PEGGY: A phase II randomised study of the PI3-kinase (PI3K) inhibitor pictilisib (GDC-0941) plus paclitaxel in patients (pts) with hormone receptor (HR)-positive, HER2-negative locally recurrent or metastatic breast cancer (mBC)

Background: Increased activity of the PI3K pathway promotes proliferation and invasion of cancer cells; at least one-third of HR-positive, HER2-negative BCs are associated with PI3K pathway-activating mutations. Pre-clinical data suggest that the potent and highly specific class I PI3K inhibitor pictilisib may potentiate the effect of taxanes and benefit patients with or without aberrant activation of the PI3K pathway. PEGGY (NCT01740336) is a multicentre, randomised, placebo (pla)-controlled phase II trial designed to test whether pictilisib augments the anti-tumour activity of paclitaxel in pts with HR-positive, HER2-negative locally recurrent or mBC. Here we report results from the protocol-specified planned interim analysis.
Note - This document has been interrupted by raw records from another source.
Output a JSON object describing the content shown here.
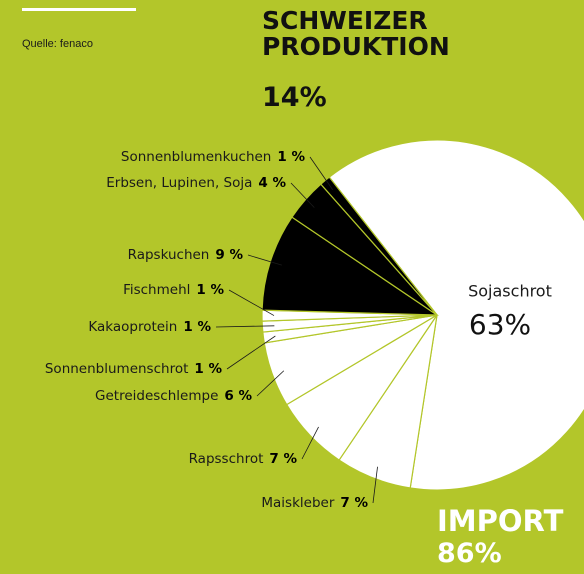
{
  "chart_data": {
    "type": "pie",
    "source": "Quelle: fenaco",
    "categories": [
      "Sojaschrot",
      "Maiskleber",
      "Rapsschrot",
      "Getreideschlempe",
      "Sonnenblumenschrot",
      "Kakaoprotein",
      "Fischmehl",
      "Rapskuchen",
      "Erbsen, Lupinen, Soja",
      "Sonnenblumenkuchen"
    ],
    "values": [
      63,
      7,
      7,
      6,
      1,
      1,
      1,
      9,
      4,
      1
    ],
    "value_labels": [
      "63%",
      "7 %",
      "7 %",
      "6 %",
      "1 %",
      "1 %",
      "1 %",
      "9 %",
      "4 %",
      "1 %"
    ],
    "colors": [
      "#ffffff",
      "#ffffff",
      "#ffffff",
      "#ffffff",
      "#ffffff",
      "#ffffff",
      "#ffffff",
      "#000000",
      "#000000",
      "#000000"
    ],
    "groups": [
      {
        "name": "SCHWEIZER PRODUKTION",
        "value_label": "14%"
      },
      {
        "name": "IMPORT",
        "value_label": "86%"
      }
    ]
  }
}
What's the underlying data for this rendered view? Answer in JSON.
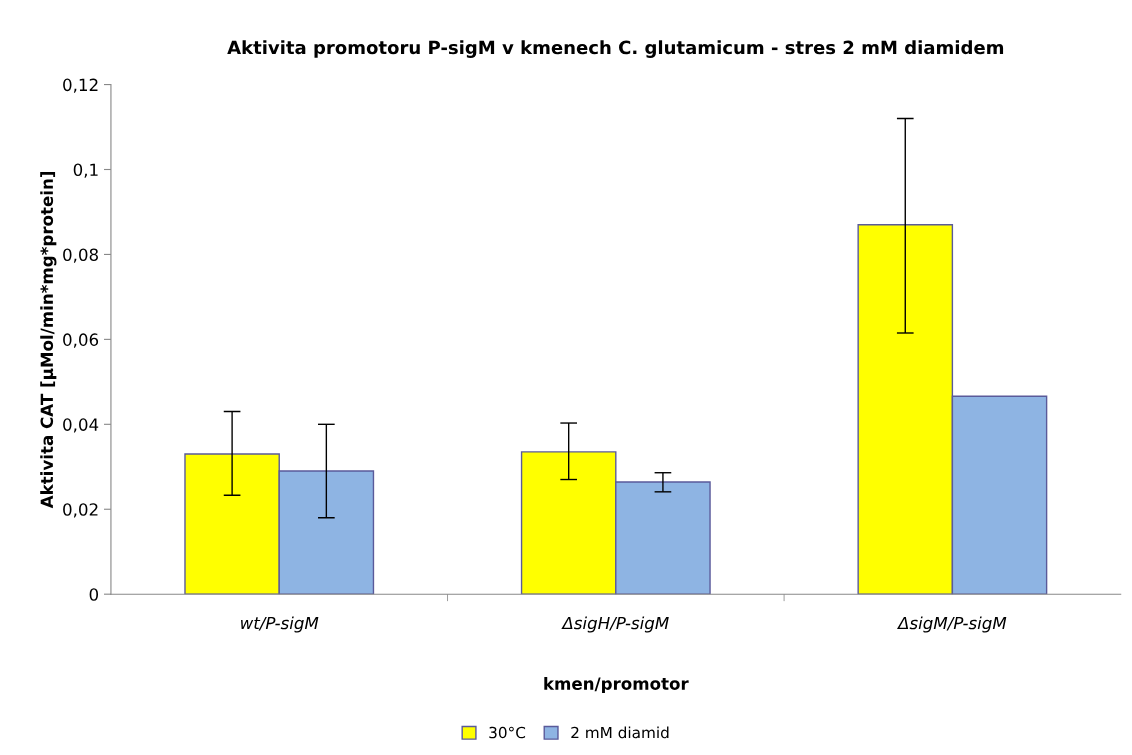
{
  "chart_data": {
    "type": "bar",
    "title": "Aktivita promotoru P-sigM v kmenech C. glutamicum - stres 2 mM diamidem",
    "xlabel": "kmen/promotor",
    "ylabel": "Aktivita CAT [µMol/min*mg*protein]",
    "categories": [
      "wt/P-sigM",
      "ΔsigH/P-sigM",
      "ΔsigM/P-sigM"
    ],
    "series": [
      {
        "name": "30°C",
        "color": "#ffff00",
        "values": [
          0.033,
          0.0335,
          0.087
        ],
        "errors": [
          [
            0.0233,
            0.043
          ],
          [
            0.027,
            0.0403
          ],
          [
            0.0615,
            0.112
          ]
        ]
      },
      {
        "name": "2 mM diamid",
        "color": "#8eb4e3",
        "values": [
          0.029,
          0.0264,
          0.0466
        ],
        "errors": [
          [
            0.018,
            0.04
          ],
          [
            0.0241,
            0.0286
          ],
          null
        ]
      }
    ],
    "ylim": [
      0,
      0.12
    ],
    "yticks": [
      0,
      {
        "value": 0.02,
        "label": "0,02"
      },
      {
        "value": 0.04,
        "label": "0,04"
      },
      {
        "value": 0.06,
        "label": "0,06"
      },
      {
        "value": 0.08,
        "label": "0,08"
      },
      {
        "value": 0.1,
        "label": "0,1"
      },
      {
        "value": 0.12,
        "label": "0,12"
      }
    ],
    "grid": false,
    "legend": "bottom"
  }
}
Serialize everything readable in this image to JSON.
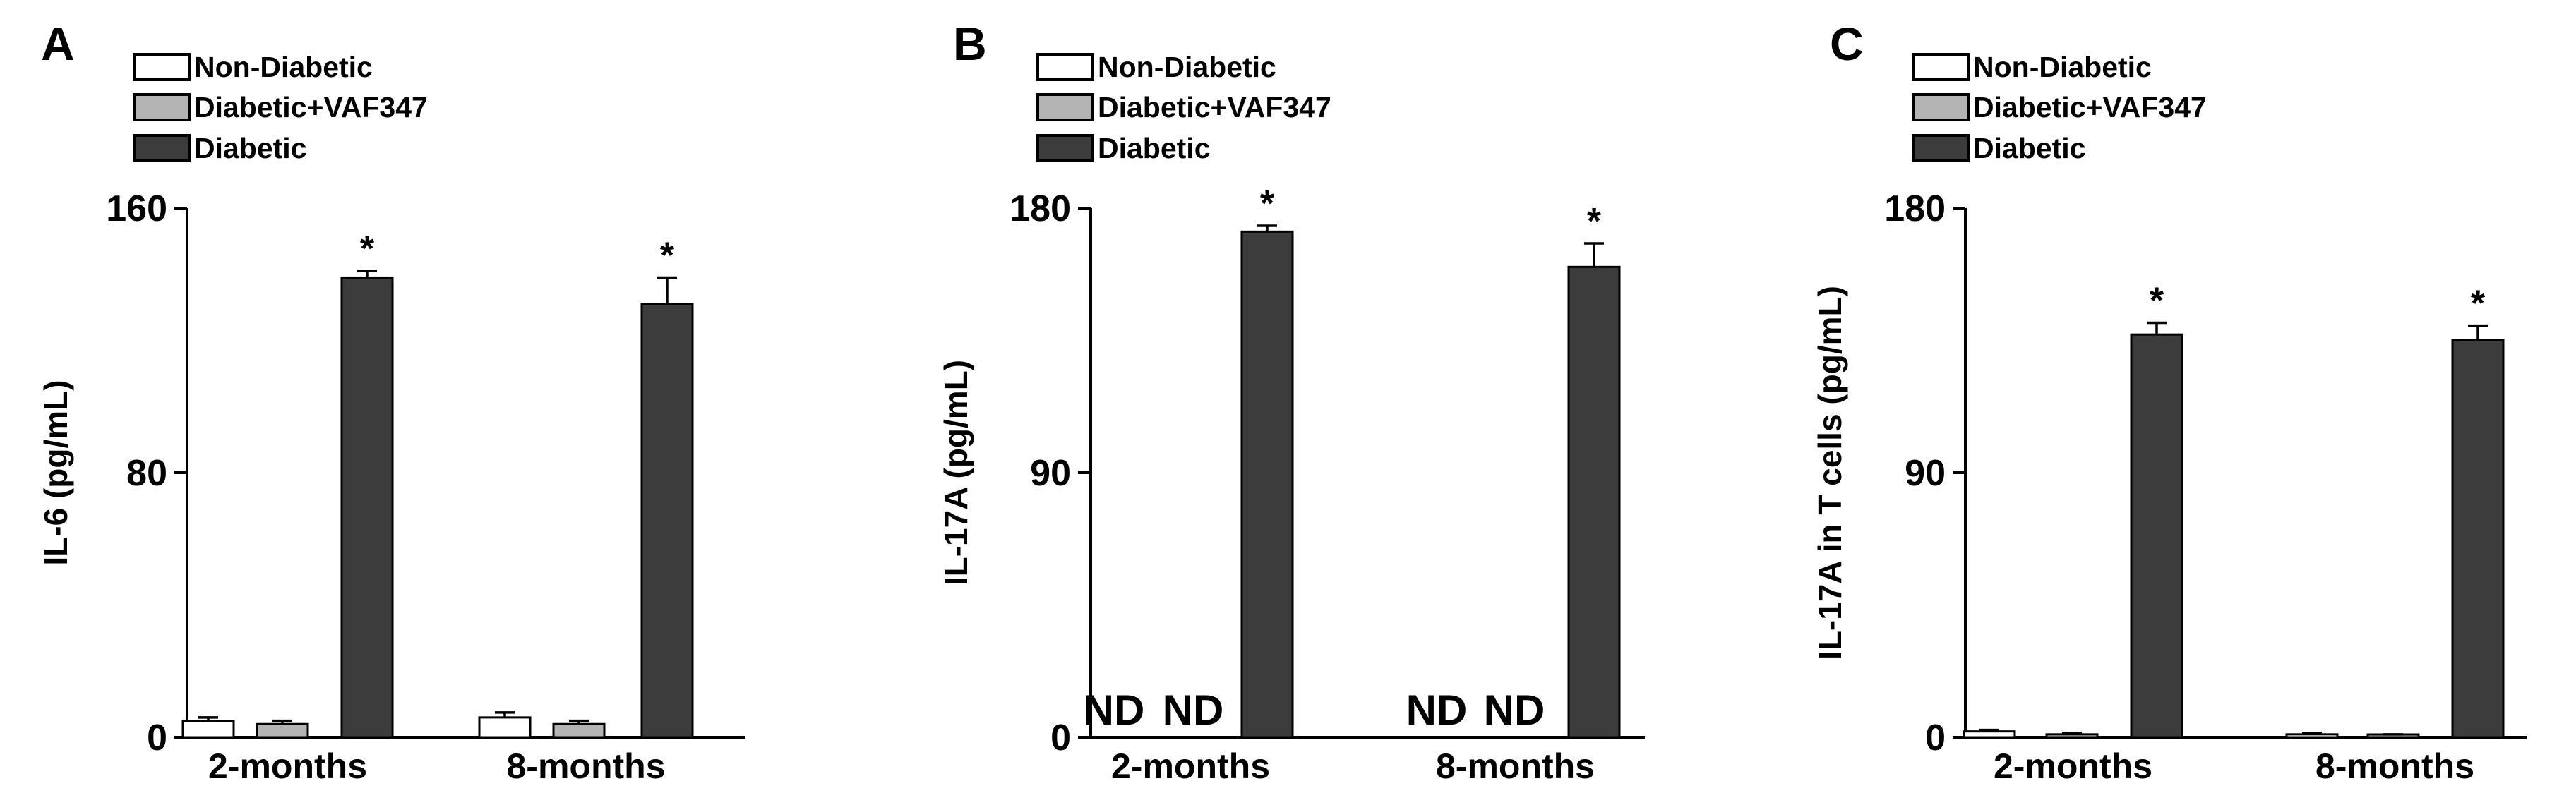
{
  "chart_data": [
    {
      "panel": "A",
      "type": "bar",
      "categories": [
        "2-months",
        "8-months"
      ],
      "ylabel": "IL-6 (pg/mL)",
      "ylim": [
        0,
        160
      ],
      "yticks": [
        "0",
        "80",
        "160"
      ],
      "series": [
        {
          "name": "Non-Diabetic",
          "color": "#ffffff",
          "values": [
            5,
            6
          ],
          "errors": [
            1,
            1.5
          ]
        },
        {
          "name": "Diabetic+VAF347",
          "color": "#b4b4b4",
          "values": [
            4,
            4
          ],
          "errors": [
            1,
            1
          ]
        },
        {
          "name": "Diabetic",
          "color": "#3c3c3c",
          "values": [
            139,
            131
          ],
          "errors": [
            2,
            8
          ]
        }
      ],
      "annotations": [
        {
          "category": "2-months",
          "series": "Diabetic",
          "text": "*"
        },
        {
          "category": "8-months",
          "series": "Diabetic",
          "text": "*"
        }
      ]
    },
    {
      "panel": "B",
      "type": "bar",
      "categories": [
        "2-months",
        "8-months"
      ],
      "ylabel": "IL-17A (pg/mL)",
      "ylim": [
        0,
        180
      ],
      "yticks": [
        "0",
        "90",
        "180"
      ],
      "series": [
        {
          "name": "Non-Diabetic",
          "color": "#ffffff",
          "values": [
            null,
            null
          ],
          "errors": [
            null,
            null
          ],
          "labels": [
            "ND",
            "ND"
          ]
        },
        {
          "name": "Diabetic+VAF347",
          "color": "#b4b4b4",
          "values": [
            null,
            null
          ],
          "errors": [
            null,
            null
          ],
          "labels": [
            "ND",
            "ND"
          ]
        },
        {
          "name": "Diabetic",
          "color": "#3c3c3c",
          "values": [
            172,
            160
          ],
          "errors": [
            2,
            8
          ]
        }
      ],
      "annotations": [
        {
          "category": "2-months",
          "series": "Diabetic",
          "text": "*"
        },
        {
          "category": "8-months",
          "series": "Diabetic",
          "text": "*"
        }
      ]
    },
    {
      "panel": "C",
      "type": "bar",
      "categories": [
        "2-months",
        "8-months"
      ],
      "ylabel": "IL-17A in T cells (pg/mL)",
      "ylim": [
        0,
        180
      ],
      "yticks": [
        "0",
        "90",
        "180"
      ],
      "series": [
        {
          "name": "Non-Diabetic",
          "color": "#ffffff",
          "values": [
            2,
            1
          ],
          "errors": [
            0.5,
            0.5
          ]
        },
        {
          "name": "Diabetic+VAF347",
          "color": "#b4b4b4",
          "values": [
            1,
            0.5
          ],
          "errors": [
            0.5,
            0.5
          ]
        },
        {
          "name": "Diabetic",
          "color": "#3c3c3c",
          "values": [
            137,
            135
          ],
          "errors": [
            4,
            5
          ]
        }
      ],
      "annotations": [
        {
          "category": "2-months",
          "series": "Diabetic",
          "text": "*"
        },
        {
          "category": "8-months",
          "series": "Diabetic",
          "text": "*"
        }
      ]
    }
  ]
}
Materials and Methods: Overall, 183 eligible pts not previously treated with intravenous chemotherapy for mBC were randomised 1:1 to receive paclitaxel (90mg/m² weekly for 3 out of 4 weeks in every 28-day cycle) with either 260mg pictilisib or pla (daily on Days 1–5 every week). The primary endpoint was progression-free survival (PFS) in the intention-to-treat (ITT) population and in pts with PIK3CA mutations. Secondary endpoints included overall response rate (ORR), duration of response and safety. Adverse events (AEs) were reported according to NCI-CTCAE V4. Safety analyses were based on patients who received at least one dose of study drug and by actual treatment received.
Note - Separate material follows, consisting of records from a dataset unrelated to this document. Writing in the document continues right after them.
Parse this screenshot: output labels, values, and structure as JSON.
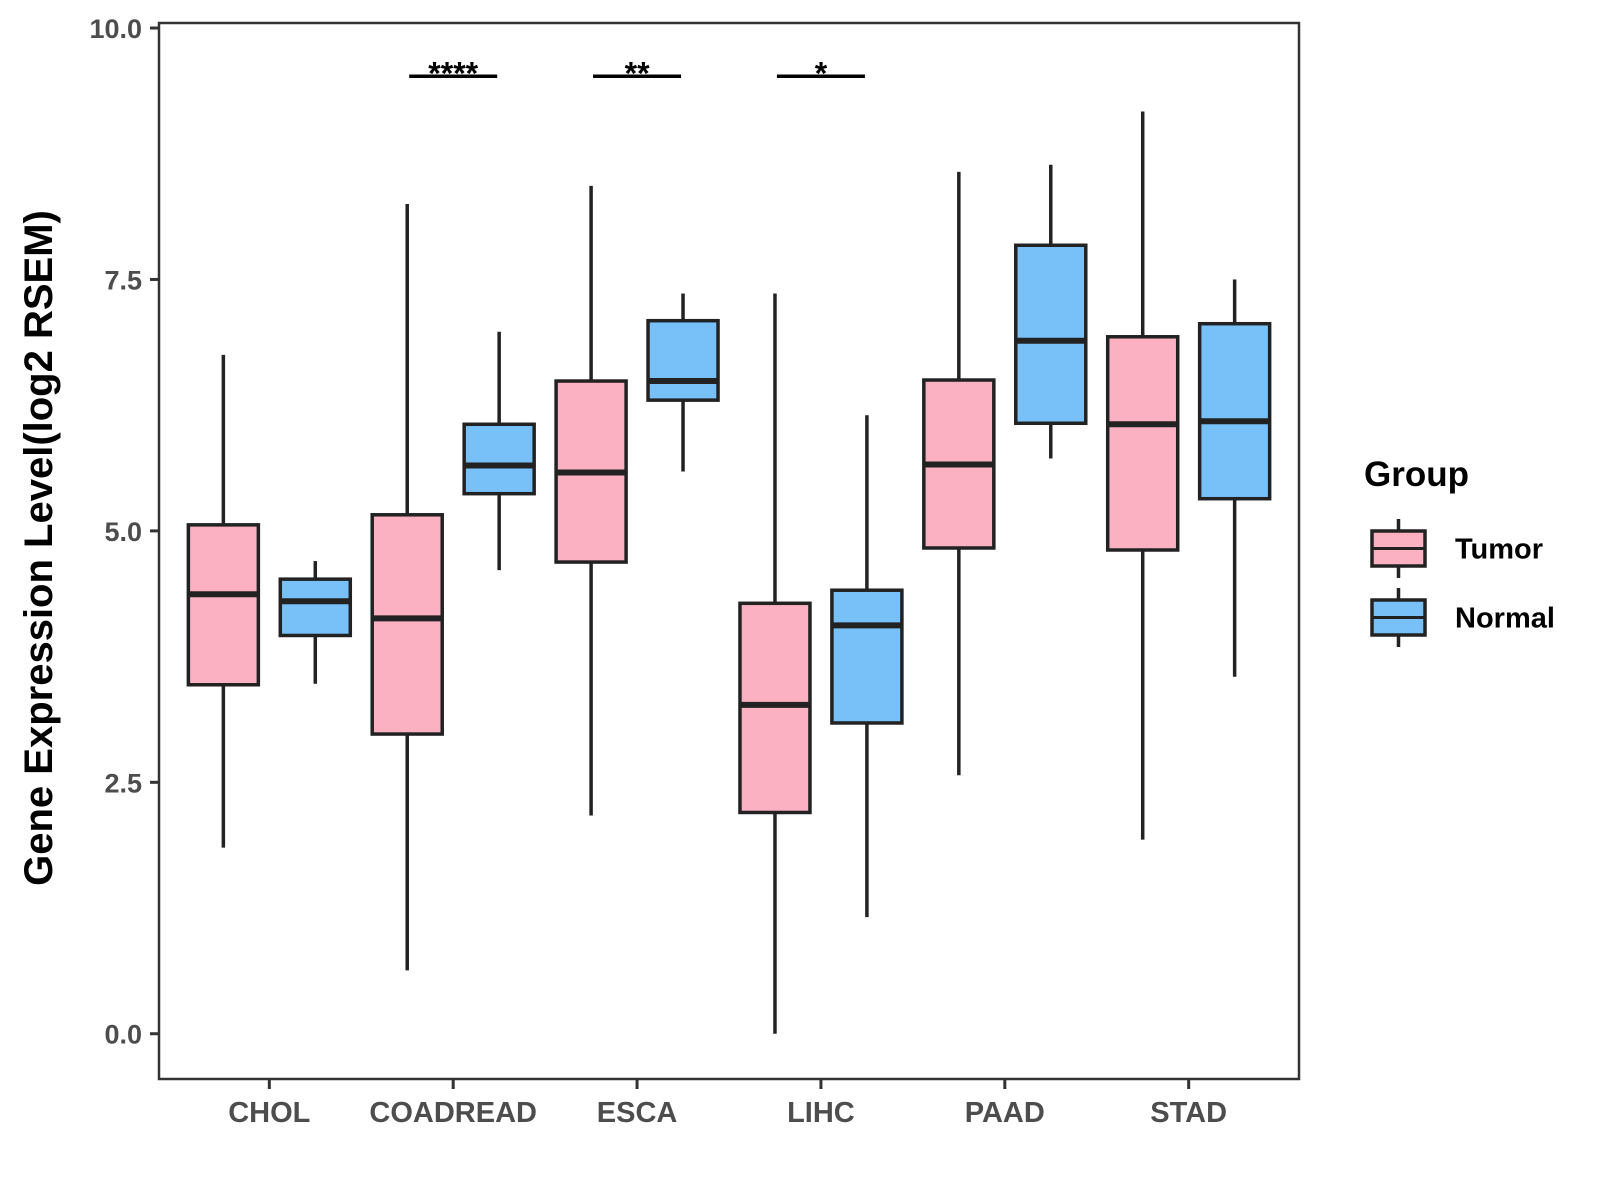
{
  "chart_data": {
    "type": "boxplot",
    "title": "",
    "xlabel": "",
    "ylabel": "Gene Expression Level(log2 RSEM)",
    "ylim": [
      -0.45,
      10.05
    ],
    "yticks": [
      "0.0",
      "2.5",
      "5.0",
      "7.5",
      "10.0"
    ],
    "ytick_values": [
      0,
      2.5,
      5,
      7.5,
      10
    ],
    "categories": [
      "CHOL",
      "COADREAD",
      "ESCA",
      "LIHC",
      "PAAD",
      "STAD"
    ],
    "legend": {
      "title": "Group",
      "position": "right",
      "entries": [
        "Tumor",
        "Normal"
      ]
    },
    "series": [
      {
        "name": "Tumor",
        "color": "#FBB1C1",
        "boxes": [
          {
            "min": 1.85,
            "q1": 3.47,
            "median": 4.37,
            "q3": 5.06,
            "max": 6.75
          },
          {
            "min": 0.63,
            "q1": 2.98,
            "median": 4.13,
            "q3": 5.16,
            "max": 8.25
          },
          {
            "min": 2.17,
            "q1": 4.69,
            "median": 5.58,
            "q3": 6.49,
            "max": 8.43
          },
          {
            "min": 0.0,
            "q1": 2.2,
            "median": 3.27,
            "q3": 4.28,
            "max": 7.36
          },
          {
            "min": 2.57,
            "q1": 4.83,
            "median": 5.66,
            "q3": 6.5,
            "max": 8.57
          },
          {
            "min": 1.93,
            "q1": 4.81,
            "median": 6.06,
            "q3": 6.93,
            "max": 9.17
          }
        ]
      },
      {
        "name": "Normal",
        "color": "#77C1F8",
        "boxes": [
          {
            "min": 3.48,
            "q1": 3.96,
            "median": 4.3,
            "q3": 4.52,
            "max": 4.7
          },
          {
            "min": 4.61,
            "q1": 5.37,
            "median": 5.65,
            "q3": 6.06,
            "max": 6.98
          },
          {
            "min": 5.59,
            "q1": 6.3,
            "median": 6.49,
            "q3": 7.09,
            "max": 7.36
          },
          {
            "min": 1.16,
            "q1": 3.09,
            "median": 4.06,
            "q3": 4.41,
            "max": 6.15
          },
          {
            "min": 5.72,
            "q1": 6.07,
            "median": 6.89,
            "q3": 7.84,
            "max": 8.64
          },
          {
            "min": 3.55,
            "q1": 5.32,
            "median": 6.09,
            "q3": 7.06,
            "max": 7.5
          }
        ]
      }
    ],
    "significance": [
      {
        "category": "COADREAD",
        "label": "****",
        "y": 9.52
      },
      {
        "category": "ESCA",
        "label": "**",
        "y": 9.52
      },
      {
        "category": "LIHC",
        "label": "*",
        "y": 9.52
      }
    ]
  }
}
Results: Median PFS in the ITT population was 8.2 months with pictilisib (n=91) and 7.8 months with pla (n=92) (HR for progression or death, 0.95; 95%CI 0.62–1.46; P=0.83). In pts with PIK3CA mutations, median PFS was 7.3 months with pictilisib (n=32, 35.2%) and 5.8 months with pla (n=30, 32.6%) (HR 1.06; 95%CI 0.52–2.12; P=0.88). ORR was similar with pictilisib or pla (22% and 20%, respectively). Median pictilisib/pla treatment duration in the ITT population was 5.4 months with pictilisib (range 0–16) and 5.8 months (0–15) with pla, while median pictilisib/pla dose intensities were 91.7% (range 23–105) and 98.6% (41–103), respectively. Proportions of grade ≥3 AEs, serious AEs (SAEs) and dose reductions/discontinuations due to AEs were higher with pictilisib than with pla (table). The safety profile of pictilisib was consistent with previous reports, with no new safety signals.
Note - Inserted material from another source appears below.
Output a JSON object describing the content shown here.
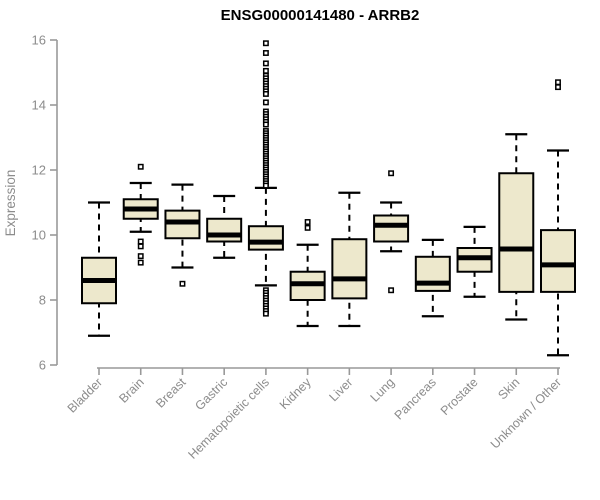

Conclusion: PEGGY did not meet its primary endpoint in either the ITT or PIK3CA-mutant populations and revealed no significant benefit from adding pictilisib to paclitaxel for pts with HR-positive, HER2-negative locally recurrent or mBC.

Conflict of interest: Advisory Board: MH: Advisory Board Roche Belgium on Avastin. Corporate-sponsored Research: LF: Roche. Other Substantive Relationships: DA, SS and JZ: Employee of Genentech Inc.